- Un paiement minimum diminue avec le solde : il n’acquiert jamais l’élan d’un paiement fixe.
- Figer le paiement au minimum d’aujourd’hui — payer le même montant chaque mois — vaut généralement plus qu’une baisse de taux.
- À un pourcentage assez bas, un solde à taux élevé ne s’efface pas de façon réaliste, d’où l’affichage « plus de 70 ans » plutôt qu’une date.
- La vraie règle de votre carte est dans la convention de titulaire — saisissez-la ici plutôt que d’en supposer une standard, car il n’y en a pas.
Comment fonctionne un paiement minimum
Le minimum d’une carte de crédit n’est pas un montant fixe. C’est normalement une formule : un pourcentage de ce que vous devez, avec un plancher en dollars pour qu’il ne descende jamais sous une somme symbolique. Quand le solde baisse, le paiement exigé baisse aussi — cela semble généreux et c’est tout le problème.
Un paiement fixe amortit : chaque mois, la charge d’intérêts est plus petite, donc une part croissante du même paiement attaque le capital et le solde accélère vers zéro. Un paiement décroissant fait l’inverse. Il rétrécit au même rythme que le solde : le rapport entre le paiement et l’intérêt ne s’améliore presque pas, et l’accélération n’arrive jamais.
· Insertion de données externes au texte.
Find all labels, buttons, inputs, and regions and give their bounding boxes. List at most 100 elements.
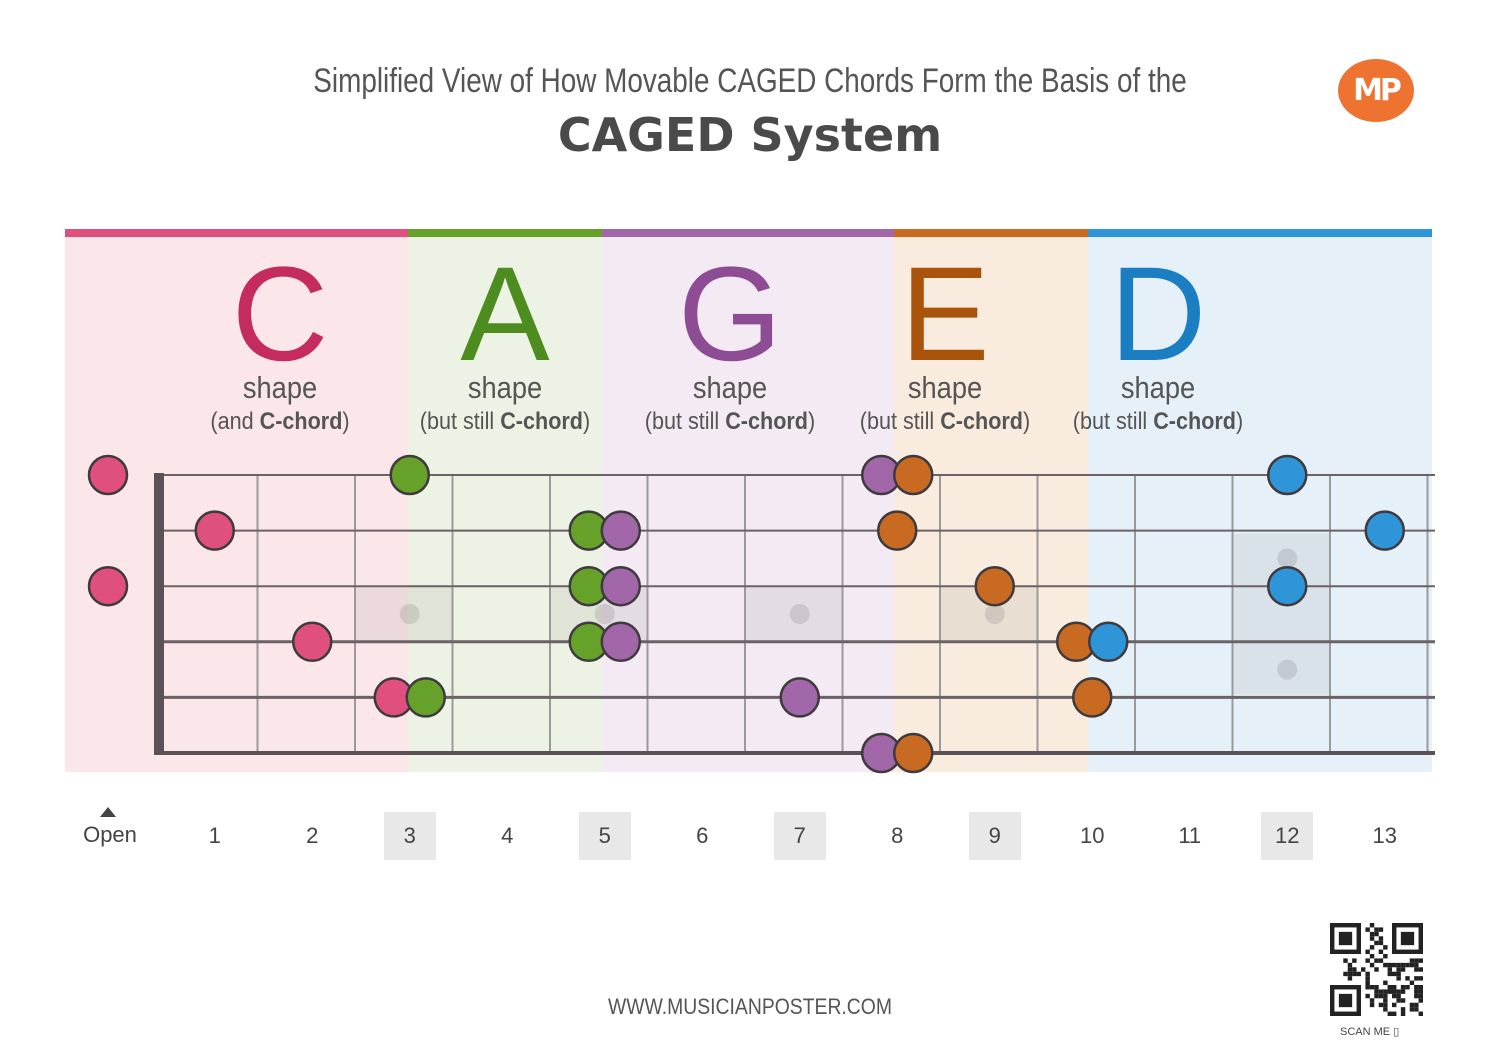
note-dot-g [600,565,641,607]
qr-module [1409,980,1415,985]
qr-module [1378,958,1384,963]
fret-number-11: 11 [1178,823,1202,848]
qr-module [1365,976,1370,981]
qr-module [1405,976,1410,981]
qr-module [1356,923,1361,954]
qr-module [1356,971,1361,977]
note-dot-e [893,454,934,496]
inlay-dot [984,604,1005,624]
fret-number-10: 10 [1080,823,1105,848]
inlay-dot [399,604,420,624]
qr-module [1392,962,1397,968]
note-dot-e [893,732,934,774]
qr-module [1418,998,1423,1003]
note-dot-c [87,565,129,607]
fret-number-9: 9 [968,812,1021,860]
qr-module [1365,980,1370,985]
qr-code-icon[interactable] [1330,923,1423,1016]
qr-module [1378,989,1384,994]
fret-number-2: 2 [306,823,319,848]
qr-module [1409,1007,1415,1012]
note-dot-d [1364,510,1405,551]
inlay-box [1232,533,1330,695]
qr-module [1396,976,1401,981]
qr-module [1374,931,1379,937]
qr-module [1374,989,1379,994]
qr-module [1392,1002,1397,1008]
region-c-shape [65,229,408,772]
qr-module [1405,985,1410,990]
qr-module [1361,967,1366,972]
region-e-shape [894,229,1088,772]
website-url[interactable]: WWW.MUSICIANPOSTER.COM [608,994,892,1019]
qr-module [1365,958,1370,963]
region-a-shape [408,229,602,772]
qr-module [1418,989,1423,994]
qr-module [1396,989,1401,994]
poster-title: CAGED System [557,108,943,162]
qr-module [1392,985,1397,990]
fret-number-7: 7 [773,812,826,860]
qr-module [1338,931,1353,946]
qr-module [1418,1011,1423,1016]
qr-module [1396,993,1401,999]
qr-module [1383,954,1388,959]
inlay-dot [594,604,615,624]
qr-module [1400,1011,1406,1016]
qr-module [1409,958,1415,963]
region-color-bar [408,229,602,237]
qr-module [1392,971,1397,977]
shape-letter-c: C [231,240,329,389]
qr-module [1414,976,1419,981]
qr-module [1414,958,1419,963]
qr-module [1400,985,1406,990]
qr-module [1392,923,1397,954]
qr-module [1392,949,1423,954]
qr-module [1400,931,1415,946]
qr-module [1387,989,1392,994]
qr-module [1400,967,1406,972]
inlay-dot [789,604,810,624]
region-color-bar [602,229,894,237]
open-arrow-icon [100,807,116,817]
fret-number-3: 3 [383,812,436,860]
qr-module [1383,962,1388,968]
qr-module [1369,945,1375,950]
note-dot-a [389,454,430,496]
region-color-bar [894,229,1088,237]
qr-module [1392,923,1423,928]
fret-number-6: 6 [696,823,709,848]
qr-module [1378,940,1384,946]
qr-module [1378,949,1384,954]
qr-module [1330,923,1361,928]
qr-module [1330,1011,1361,1016]
shape-word: shape [467,370,543,405]
note-dot-c [292,621,333,663]
qr-module [1400,1007,1406,1012]
qr-module [1369,1002,1375,1008]
qr-module [1374,927,1379,932]
fret-label-open: Open [83,822,137,847]
qr-module [1418,993,1423,999]
shape-subtitle: (and C-chord) [210,408,350,435]
shape-word: shape [242,370,318,405]
musicianposter-logo[interactable]: MP [1338,59,1414,122]
shape-letter-d: D [1109,240,1207,389]
qr-module [1400,962,1406,968]
qr-module [1414,1002,1419,1008]
qr-module [1352,967,1357,972]
shape-subtitle: (but still C-chord) [644,408,816,435]
qr-module [1369,962,1375,968]
qr-module [1409,962,1415,968]
qr-module [1396,967,1401,972]
note-dot-g [600,510,641,551]
shape-subtitle: (but still C-chord) [859,408,1031,435]
qr-module [1383,1002,1388,1008]
qr-module [1414,989,1419,994]
fret-number-5: 5 [578,812,631,860]
qr-module [1387,985,1392,990]
qr-module [1330,949,1361,954]
qr-module [1418,985,1423,990]
qr-module [1405,962,1410,968]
C’est pourquoi le même solde peut disparaître en trois ou quatre ans à paiement fixe et prendre près de vingt ans au minimum — et pourquoi, à un pourcentage assez bas, il peut ne jamais disparaître dans un horizon qui ait un sens.
Le calcul
La règle de paiement minimum est entièrement la vôtre : un pourcentage du solde, un plancher en dollars, et le plus élevé des deux s’applique. Rien concernant une carte en particulier n’est codé en dur, parce qu’une règle de minimum est une clause contractuelle qui varie selon l’émetteur, la carte et la juridiction.
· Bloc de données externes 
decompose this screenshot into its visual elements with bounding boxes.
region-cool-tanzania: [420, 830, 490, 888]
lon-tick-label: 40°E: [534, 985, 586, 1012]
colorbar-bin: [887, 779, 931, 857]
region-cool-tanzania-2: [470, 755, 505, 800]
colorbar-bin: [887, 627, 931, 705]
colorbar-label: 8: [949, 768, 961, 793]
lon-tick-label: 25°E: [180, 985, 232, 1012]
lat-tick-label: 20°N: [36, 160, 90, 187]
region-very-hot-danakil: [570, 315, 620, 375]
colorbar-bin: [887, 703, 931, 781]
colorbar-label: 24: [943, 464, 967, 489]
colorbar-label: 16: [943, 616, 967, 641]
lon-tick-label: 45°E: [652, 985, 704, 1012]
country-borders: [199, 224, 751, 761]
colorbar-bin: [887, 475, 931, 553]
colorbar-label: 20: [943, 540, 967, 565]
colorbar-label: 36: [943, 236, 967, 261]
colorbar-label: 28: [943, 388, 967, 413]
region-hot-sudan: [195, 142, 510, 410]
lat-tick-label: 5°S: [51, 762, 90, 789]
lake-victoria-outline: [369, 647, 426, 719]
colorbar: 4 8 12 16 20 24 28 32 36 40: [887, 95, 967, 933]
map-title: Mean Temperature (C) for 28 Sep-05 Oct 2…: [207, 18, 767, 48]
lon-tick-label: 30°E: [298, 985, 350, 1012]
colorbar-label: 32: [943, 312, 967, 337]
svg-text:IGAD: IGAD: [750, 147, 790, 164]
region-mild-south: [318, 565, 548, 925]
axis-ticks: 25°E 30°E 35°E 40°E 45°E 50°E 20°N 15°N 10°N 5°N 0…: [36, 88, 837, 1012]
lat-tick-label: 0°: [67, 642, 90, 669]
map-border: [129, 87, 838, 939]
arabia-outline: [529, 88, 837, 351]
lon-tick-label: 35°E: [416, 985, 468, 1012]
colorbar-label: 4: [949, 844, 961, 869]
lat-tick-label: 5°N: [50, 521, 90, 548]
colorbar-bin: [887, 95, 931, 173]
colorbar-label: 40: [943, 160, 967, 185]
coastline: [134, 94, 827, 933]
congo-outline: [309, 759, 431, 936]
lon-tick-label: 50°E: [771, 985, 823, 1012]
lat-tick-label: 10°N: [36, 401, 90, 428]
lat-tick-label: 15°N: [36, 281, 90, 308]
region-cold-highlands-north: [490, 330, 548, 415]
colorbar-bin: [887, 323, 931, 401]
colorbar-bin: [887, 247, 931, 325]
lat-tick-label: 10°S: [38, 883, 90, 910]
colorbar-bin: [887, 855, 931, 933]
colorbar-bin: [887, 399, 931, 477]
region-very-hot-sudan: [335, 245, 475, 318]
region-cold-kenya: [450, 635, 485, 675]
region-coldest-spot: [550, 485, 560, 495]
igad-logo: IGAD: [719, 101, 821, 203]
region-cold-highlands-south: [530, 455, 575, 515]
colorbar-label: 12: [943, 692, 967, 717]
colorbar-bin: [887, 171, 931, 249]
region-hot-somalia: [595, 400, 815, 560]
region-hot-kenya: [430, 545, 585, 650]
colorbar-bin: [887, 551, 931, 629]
Chaque mois, la calculatrice calcule le minimum sur le solde avant d’ajouter l’intérêt du mois — comme le fait normalement un relevé — puis ajoute l’intérêt et soustrait le paiement. Elle tourne jusqu’à ce que le solde s’efface, ou jusqu’à soixante-dix ans, auquel cas elle affiche « plus de 70 ans » plutôt qu’un chiffre issu d’une boucle qui a abandonné.
Le volet de comparaison fige le paiement au minimum d’aujourd’hui et ne le laisse jamais baisser. Même premier paiement, même taux, même solde : la seule différence est qu’un montant décroît et l’autre non. Cela isole l’effet de la règle décroissante de l’effet de payer davantage.
Exemple chiffré
Un solde de 6 500 $ à 21,99 %, avec un minimum de 3 % du solde et un plancher de 25 $. Le premier minimum est de 195 $ — dont 119 $ sont l’intérêt du mois. En payant ce minimum décroissant chaque mois, le solde s’efface en 227 mois : dix-huit ans et onze mois, et 9 360 $ d’intérêts. Vous payez 15 860 $ au total pour 6 500 $ de dépenses.
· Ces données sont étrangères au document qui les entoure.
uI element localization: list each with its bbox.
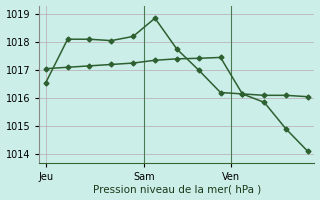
X-axis label: Pression niveau de la mer( hPa ): Pression niveau de la mer( hPa ) <box>93 184 261 194</box>
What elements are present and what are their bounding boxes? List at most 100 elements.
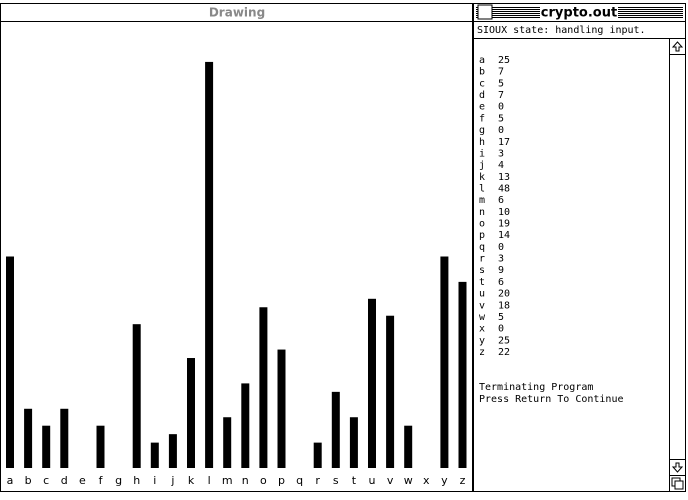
output-count: 6 [498,277,504,288]
bar-label: l [208,474,211,487]
output-count: 48 [498,183,510,194]
output-count: 0 [498,324,504,335]
bar [458,281,467,468]
output-window [473,3,686,492]
output-count: 3 [498,148,504,159]
output-count: 10 [498,207,510,218]
output-letter: x [479,324,485,335]
output-count: 18 [498,300,510,311]
bar-label: o [260,474,267,487]
bar [6,256,14,468]
output-count: 4 [498,160,504,171]
bar-label: f [99,474,104,487]
bar [132,324,141,468]
bar-label: a [7,474,14,487]
output-count: 6 [498,195,504,206]
output-count: 0 [498,125,504,136]
bar-label: x [423,474,430,487]
output-letter: q [479,242,485,253]
bar-label: u [369,474,376,487]
bar [42,425,51,468]
bar-label: r [315,474,320,487]
title-backdrop [540,5,618,20]
drawing-window [0,3,473,492]
arrow-icon [671,462,684,473]
output-letter: z [479,347,485,358]
bar [223,417,232,468]
output-count: 19 [498,219,510,230]
output-count: 9 [498,265,504,276]
close-box[interactable] [477,4,493,20]
bar [205,61,214,469]
output-letter: d [479,90,485,101]
output-letter: v [479,300,485,311]
bar-label: c [43,474,49,487]
arrow-icon [671,41,684,52]
bar [168,434,177,468]
output-count: 0 [498,102,504,113]
bar [187,358,195,468]
bar-label: s [333,474,339,487]
bar-label: k [188,474,195,487]
output-letter: l [479,183,485,194]
bar [349,417,358,468]
bar-label: z [460,474,466,487]
output-count: 17 [498,137,510,148]
output-letter: n [479,207,485,218]
bar-label: q [296,474,303,487]
bar-label: n [242,474,249,487]
output-letter: t [479,277,485,288]
output-letter: c [479,78,485,89]
bar-label: p [278,474,285,487]
output-letter: m [479,195,485,206]
output-letter: g [479,125,485,136]
bar-label: e [79,474,86,487]
bar-label: y [441,474,448,487]
grow-icon [674,480,684,490]
bar [241,383,250,468]
output-count: 5 [498,312,504,323]
bar [24,408,33,468]
bar [150,442,159,468]
output-letter: s [479,265,485,276]
window-title[interactable]: Drawing [209,6,265,20]
bar [440,256,449,468]
bar [368,298,376,468]
bar-label: j [170,474,174,487]
bar-label: t [352,474,357,487]
bar-label: m [222,474,233,487]
bar [331,391,340,468]
output-count: 3 [498,254,504,265]
output-letter: a [479,55,485,66]
output-count: 7 [498,90,504,101]
output-letter: i [479,148,485,159]
output-letter: r [479,254,485,265]
output-count: 14 [498,230,510,241]
output-line: Press Return To Continue [479,394,624,405]
bar-label: d [61,474,68,487]
bar [386,315,395,468]
bar-label: b [25,474,32,487]
output-letter: w [479,312,486,323]
bar [313,442,322,468]
bar-label: h [133,474,140,487]
bar-label: i [153,474,156,487]
output-count: 5 [498,78,504,89]
output-count: 25 [498,55,510,66]
output-letter: u [479,289,485,300]
bar [259,307,268,468]
bar-label: g [115,474,122,487]
output-letter: j [479,160,485,171]
output-count: 22 [498,347,510,358]
output-count: 13 [498,172,510,183]
window-title[interactable]: crypto.out [541,6,617,21]
output-letter: e [479,102,485,113]
output-letter: h [479,137,485,148]
output-count: 5 [498,113,504,124]
output-letter: f [479,113,485,124]
scrollbar[interactable] [669,38,686,492]
output-count: 7 [498,67,504,78]
output-letter: k [479,172,485,183]
output-letter: o [479,219,485,230]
Figez maintenant le paiement à ces mêmes 195 $ sans rien changer d’autre. Le solde s’efface en 52 mois — quatre ans et quatre mois — pour 3 634 $ d’intérêts. Le même paiement de départ, versé constamment au lieu d’être laissé décroître, économise 5 726 $ et quatorze ans et demi. Et abaissez la règle à 2 % du solde, comme le font certaines cartes : le solde ne s’efface plus dans aucun horizon digne d’être rapporté.
Termes clés
- Paiement minimum
- Le moins que vous puissiez payer sans que le compte soit en souffrance. Normalement le plus élevé entre un pourcentage du solde et un plancher en dollars, fixé par votre convention.
- Paiement décroissant
- Un paiement défini comme une part du solde, qui rétrécit donc avec lui. C’est le mécanisme derrière un remboursement de plusieurs décennies au taux ordinaire d’une carte.
- Paiement fixe
- Le même montant chaque mois, quel que soit le solde. Il amortit : la part d’intérêts baisse chaque mois alors que le paiement ne baisse pas, donc le remboursement accélère.
- Plancher en dollars
- Le minimum du minimum — le montant sous lequel la règle du pourcentage ne peut jamais descendre. Sur un petit solde, c’est la seule chose qui fait encore progresser quoi que ce soit.